Don’t expect whatever you write first to open your story. Initial scribbles often start the writing process but not the actual prose.
I’m a professional secret keeper. People tell me things. Intimate details about addiction, sex, and all sorts of shame, blame and regret. Maybe it’s because I try to practice compassionate listening. Maybe it’s an ancestral spell I inherited from my Italian matriarchal eye-givers. Maybe it’s because I have secrets of my own, and they can smell the loss-pheromones ooze from my pores. Regardless of the source, I tell these gut-spillers to write about their eversions, and they often tell me they don’t know where to start. Then I let them in on my biggest writer’s secret: Never start at the beginning.

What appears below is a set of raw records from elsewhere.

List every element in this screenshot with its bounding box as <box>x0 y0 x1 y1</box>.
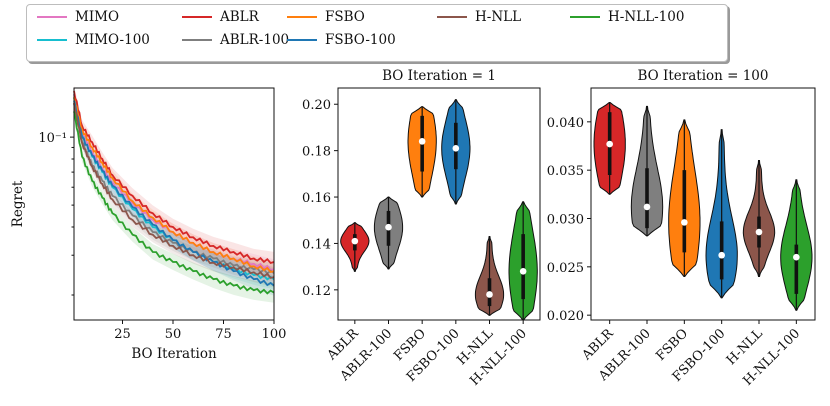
legend-entry-mimo-100: MIMO-100 <box>37 32 150 48</box>
x-axis-label: BO Iteration <box>131 346 217 362</box>
legend-swatch <box>37 15 67 19</box>
median-point-h-nll-100 <box>793 253 800 261</box>
legend-swatch <box>287 15 317 19</box>
median-point-fsbo <box>681 219 688 226</box>
axes-frame <box>73 87 275 321</box>
confidence-band <box>74 97 274 288</box>
panel-title: BO Iteration = 1 <box>382 68 496 84</box>
series-line-mimo-100 <box>73 97 275 281</box>
legend-swatch <box>37 38 67 42</box>
y-tick-label: 10⁻¹ <box>38 131 67 146</box>
legend-swatch <box>287 38 317 42</box>
y-tick-label: 0.16 <box>302 191 331 206</box>
legend-swatch <box>437 15 467 19</box>
axes-frame <box>337 87 541 321</box>
median-point-fsbo-100 <box>452 145 460 152</box>
median-point-fsbo-100 <box>718 251 725 259</box>
median-point-fsbo <box>418 138 426 145</box>
panel-title: BO Iteration = 100 <box>637 68 768 84</box>
legend-entry-ablr-100: ABLR-100 <box>182 32 289 48</box>
legend-entry-fsbo: FSBO <box>287 9 365 25</box>
y-tick-label: 0.040 <box>547 116 584 131</box>
panel-regret-curves: 25 50 75 100 10⁻¹ BO Iteration Regret <box>10 85 286 362</box>
median-point-h-nll <box>486 291 493 298</box>
median-point-ablr <box>351 237 359 245</box>
y-tick-label: 0.20 <box>302 98 331 113</box>
axes-frame <box>590 87 816 321</box>
legend-label: H-NLL-100 <box>608 9 685 25</box>
y-tick-label: 0.18 <box>302 145 331 160</box>
y-tick-label: 0.14 <box>302 237 331 252</box>
legend-label: FSBO-100 <box>325 32 396 48</box>
y-tick-label: 0.025 <box>547 261 584 276</box>
legend-entry-h-nll-100: H-NLL-100 <box>570 9 684 25</box>
confidence-band <box>74 105 274 303</box>
series-line-fsbo-100 <box>73 100 275 287</box>
x-tick-label: 75 <box>215 327 232 342</box>
series-line-ablr <box>73 90 275 265</box>
y-tick-label: 0.035 <box>547 164 584 179</box>
median-point-ablr <box>606 140 613 148</box>
legend-swatch <box>570 15 600 19</box>
median-point-h-nll-100 <box>519 267 527 275</box>
median-point-ablr-100 <box>643 203 651 211</box>
y-tick-label: 0.020 <box>547 309 584 324</box>
y-tick-label: 0.030 <box>547 213 584 228</box>
legend-swatch <box>182 15 212 19</box>
legend-entry-mimo: MIMO <box>37 9 119 25</box>
x-tick-label: 100 <box>262 327 287 342</box>
x-tick-label: 25 <box>114 327 131 342</box>
legend-entry-h-nll: H-NLL <box>437 9 521 25</box>
legend-label: FSBO <box>325 9 365 25</box>
legend-label: MIMO <box>75 9 120 25</box>
panel-bo-iteration-1: ABLRABLR-100FSBOFSBO-100H-NLLH-NLL-1000.… <box>302 68 541 389</box>
series-line-h-nll <box>73 102 275 279</box>
y-tick-label: 0.12 <box>302 284 331 299</box>
series-line-fsbo <box>73 97 275 274</box>
legend-label: ABLR <box>220 9 259 25</box>
legend-swatch <box>182 38 212 42</box>
legend-label: MIMO-100 <box>75 32 150 48</box>
x-tick-label: 50 <box>165 327 182 342</box>
legend-entry-fsbo-100: FSBO-100 <box>287 32 396 48</box>
legend-label: ABLR-100 <box>220 32 290 48</box>
median-point-ablr-100 <box>385 223 392 231</box>
median-point-h-nll <box>755 228 763 236</box>
legend-entry-ablr: ABLR <box>182 9 259 25</box>
legend-label: H-NLL <box>475 9 522 25</box>
series-line-h-nll-100 <box>73 111 275 295</box>
y-axis-label: Regret <box>10 180 26 227</box>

Writing isn’t linear. Story unravels in segments to be rearranged over and over until the puzzle fits and the plot unveils seamlessly. Such ingenuity appears effortless and yet it’s totally constructed with great care, often under the influence of enough caffeine to chew through your own jaw and so little sleep your eyes bleed. That was an exaggeration, but here’s the truth: Whatever I write first — whether it’s for an article, blog post, essay, fiction or script — never opens the story and could end up anywhere, including the trash.
Write your heart out when you start. Trace it like a hand-turkey on the page. Give life to the valves and veins of longing, fear and embarrassment. Spew your soul, stripped and flawful, along the blood lines. Write like no one will see you naked. This is a version of free-writing, and I fully recommend it. Not all of it sticks, but it will get you to where you need to go: beyond all the cobwebs of self-doubt and to the flagstone pathway leading to your story’s core.
Now cut it up and put it back together again and again. Write between the patches. Stitch in the setting, mood and characterization. Toss whatever doesn’t serve your overall message.
Now you’re ready to craft the opening. Let it synthesize the voice, mood and genre. Maybe it hints at the problem that gets wilder as the clock ticks. Whatever you do, it needs to match your story.
And that’s why I never write my first lines first: I can’t until I have a story to reflect.